Chacun s’est aujourd’hui approprié la fête, pour ouvrir les cadeaux un 24 plutôt qu’un 25, pour déguster de la dinde plutôt que du foie gras, de la bière plutôt que du champagne. Noël est une date spéciale dans le calendrier et un mot tout aussi particulier dans le dictionnaire. Du latin natalis «de naissance», le mot «noël» est l’élision de la locution natalis dies «jour de naissance». La formule est d’abord employée en latin ecclésiastique pour désigner la Nativité du Christ, indique Le Trésor de la langue française. On parle par exemple au XIIe siècle de «al Naël Deu» pour caractériser la «fête de la nativité de Jésus-Christ».

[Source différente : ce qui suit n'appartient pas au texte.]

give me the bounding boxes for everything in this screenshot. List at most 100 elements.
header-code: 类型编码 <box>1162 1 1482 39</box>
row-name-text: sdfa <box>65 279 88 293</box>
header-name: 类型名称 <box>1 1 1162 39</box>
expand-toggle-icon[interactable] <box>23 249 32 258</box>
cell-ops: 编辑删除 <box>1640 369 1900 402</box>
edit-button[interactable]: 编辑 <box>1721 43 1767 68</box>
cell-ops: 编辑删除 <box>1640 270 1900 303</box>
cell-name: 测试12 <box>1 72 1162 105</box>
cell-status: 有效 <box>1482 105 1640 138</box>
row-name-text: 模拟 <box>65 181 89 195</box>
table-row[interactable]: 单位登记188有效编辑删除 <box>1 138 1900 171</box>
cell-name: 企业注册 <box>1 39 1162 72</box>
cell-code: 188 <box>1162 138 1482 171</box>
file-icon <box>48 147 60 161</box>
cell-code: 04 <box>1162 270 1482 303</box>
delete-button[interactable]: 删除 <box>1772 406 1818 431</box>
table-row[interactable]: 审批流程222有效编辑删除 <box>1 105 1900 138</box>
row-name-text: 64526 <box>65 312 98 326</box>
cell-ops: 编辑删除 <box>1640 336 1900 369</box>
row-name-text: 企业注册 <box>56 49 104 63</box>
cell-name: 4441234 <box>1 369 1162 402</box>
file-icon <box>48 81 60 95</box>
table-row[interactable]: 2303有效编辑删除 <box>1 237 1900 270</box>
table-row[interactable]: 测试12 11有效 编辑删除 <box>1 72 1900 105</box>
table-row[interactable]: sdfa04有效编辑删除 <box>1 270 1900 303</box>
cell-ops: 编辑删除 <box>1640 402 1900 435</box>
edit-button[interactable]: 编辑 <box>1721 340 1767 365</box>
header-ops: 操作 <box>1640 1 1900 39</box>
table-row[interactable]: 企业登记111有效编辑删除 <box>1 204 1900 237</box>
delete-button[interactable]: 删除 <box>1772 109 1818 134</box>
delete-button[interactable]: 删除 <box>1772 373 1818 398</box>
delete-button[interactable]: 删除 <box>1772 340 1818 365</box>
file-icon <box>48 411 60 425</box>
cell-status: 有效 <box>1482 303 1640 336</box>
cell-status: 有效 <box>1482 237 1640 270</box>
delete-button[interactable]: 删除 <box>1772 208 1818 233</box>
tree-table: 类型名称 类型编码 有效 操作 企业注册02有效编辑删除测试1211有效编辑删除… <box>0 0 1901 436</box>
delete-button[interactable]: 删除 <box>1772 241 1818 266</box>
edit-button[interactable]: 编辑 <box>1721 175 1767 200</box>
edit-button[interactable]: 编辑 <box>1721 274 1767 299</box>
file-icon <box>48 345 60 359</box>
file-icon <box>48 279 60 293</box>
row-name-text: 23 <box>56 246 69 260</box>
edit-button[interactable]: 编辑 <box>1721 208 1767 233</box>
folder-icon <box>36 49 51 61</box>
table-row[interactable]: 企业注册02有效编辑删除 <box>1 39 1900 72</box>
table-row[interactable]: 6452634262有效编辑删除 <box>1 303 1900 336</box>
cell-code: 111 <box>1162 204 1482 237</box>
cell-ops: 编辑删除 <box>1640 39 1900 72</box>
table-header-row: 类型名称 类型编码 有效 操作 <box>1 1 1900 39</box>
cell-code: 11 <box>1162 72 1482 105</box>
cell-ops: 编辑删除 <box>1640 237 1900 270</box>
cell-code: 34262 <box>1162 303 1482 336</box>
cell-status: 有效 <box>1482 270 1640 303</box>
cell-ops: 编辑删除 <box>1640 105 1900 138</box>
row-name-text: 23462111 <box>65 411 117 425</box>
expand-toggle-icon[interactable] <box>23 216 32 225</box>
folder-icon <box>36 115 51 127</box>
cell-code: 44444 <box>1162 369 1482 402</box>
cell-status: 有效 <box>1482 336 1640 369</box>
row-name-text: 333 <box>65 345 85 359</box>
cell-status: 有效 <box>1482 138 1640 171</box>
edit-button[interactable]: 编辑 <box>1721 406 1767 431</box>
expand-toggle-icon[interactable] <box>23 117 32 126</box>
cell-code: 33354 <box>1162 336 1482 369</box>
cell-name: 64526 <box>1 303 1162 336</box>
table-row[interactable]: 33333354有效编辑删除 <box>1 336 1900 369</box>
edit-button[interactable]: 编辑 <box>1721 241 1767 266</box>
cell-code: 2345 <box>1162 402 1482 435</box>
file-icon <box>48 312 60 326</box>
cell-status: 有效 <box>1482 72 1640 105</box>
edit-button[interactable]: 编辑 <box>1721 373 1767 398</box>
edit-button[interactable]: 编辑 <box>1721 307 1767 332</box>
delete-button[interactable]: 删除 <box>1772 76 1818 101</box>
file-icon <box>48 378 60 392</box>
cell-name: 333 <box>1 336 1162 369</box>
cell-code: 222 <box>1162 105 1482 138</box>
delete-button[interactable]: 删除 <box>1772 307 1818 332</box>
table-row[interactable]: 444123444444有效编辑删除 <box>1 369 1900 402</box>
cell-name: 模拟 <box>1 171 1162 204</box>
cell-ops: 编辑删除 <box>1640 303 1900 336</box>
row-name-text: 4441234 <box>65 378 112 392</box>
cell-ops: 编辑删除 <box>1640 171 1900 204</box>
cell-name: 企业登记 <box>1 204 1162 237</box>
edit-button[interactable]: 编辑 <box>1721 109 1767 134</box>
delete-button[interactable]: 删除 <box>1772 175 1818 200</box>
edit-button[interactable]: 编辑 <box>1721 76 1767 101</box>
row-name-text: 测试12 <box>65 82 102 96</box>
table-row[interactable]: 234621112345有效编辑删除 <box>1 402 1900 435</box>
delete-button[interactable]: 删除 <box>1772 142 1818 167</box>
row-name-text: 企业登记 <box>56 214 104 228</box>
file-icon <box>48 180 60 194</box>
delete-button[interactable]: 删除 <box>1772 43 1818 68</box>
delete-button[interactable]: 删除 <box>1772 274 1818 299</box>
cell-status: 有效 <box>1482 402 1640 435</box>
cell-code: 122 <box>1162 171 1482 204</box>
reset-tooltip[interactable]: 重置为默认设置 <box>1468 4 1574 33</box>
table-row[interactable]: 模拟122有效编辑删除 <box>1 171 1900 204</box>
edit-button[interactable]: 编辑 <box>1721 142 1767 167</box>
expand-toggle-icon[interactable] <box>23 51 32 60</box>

Un cri de réjouissance poussé par le peuple

Il faut attendre le XIVe siècle pour voir fleurir le mot «Noël». Et encore! Son orthographe ne sera pas tout de suite blanche comme neige et évoluera selon les régions avant de prendre la forme qu’on lui connaît aujourd’hui. Le Trésor de la langue française rappelle succinctement l’évolution de son écriture: «L’o de noël (en face de l’ancien français nael et de l’ancien provençal nadal) est dû à une dissimilation des deux ‘‘a» de natalis

Notons que l’usage hésita un certain temps sur le «e» de Noël. «Dans la première édition de son Dictionnaire, l’Académie n’a point mis de tréma», rappelle par exemple Le Littré qui cite le linguiste Benjamin Pautex. Selon ce dernier, les sages avaient raison de préférer la graphie «noel» puisqu’il est «impossible de confondre l’oe avec l’oe». C’est ainsi que l’on pu lire en 1178 dans Le Roman de Renart: «Ce fu un pou devant Noel Que l’on metoit bacons en sel».

Mais revenons à nos lutins. Au XIVe siècle, le mot «Noël» peut s’employer pour parler de la nativité mais également pour caractériser un «cri poussé par le peuple pour saluer un événement heureux». Une interjection que reprendra par exemple Chateaubriand dans ses Études ou discours historiques (1831): «Une douzaine de serviteurs crient Noël! et voilà un roi de France.» Non content d’être hurlé, «Noël» peut aussi être chanté. Au XVe siècle, le mot accepte en effet le sens de «cantique spirituel fait à l’honneur de la Nativité de Notre-Seigneur». On dit par exemple que l’on «chante des Noëls».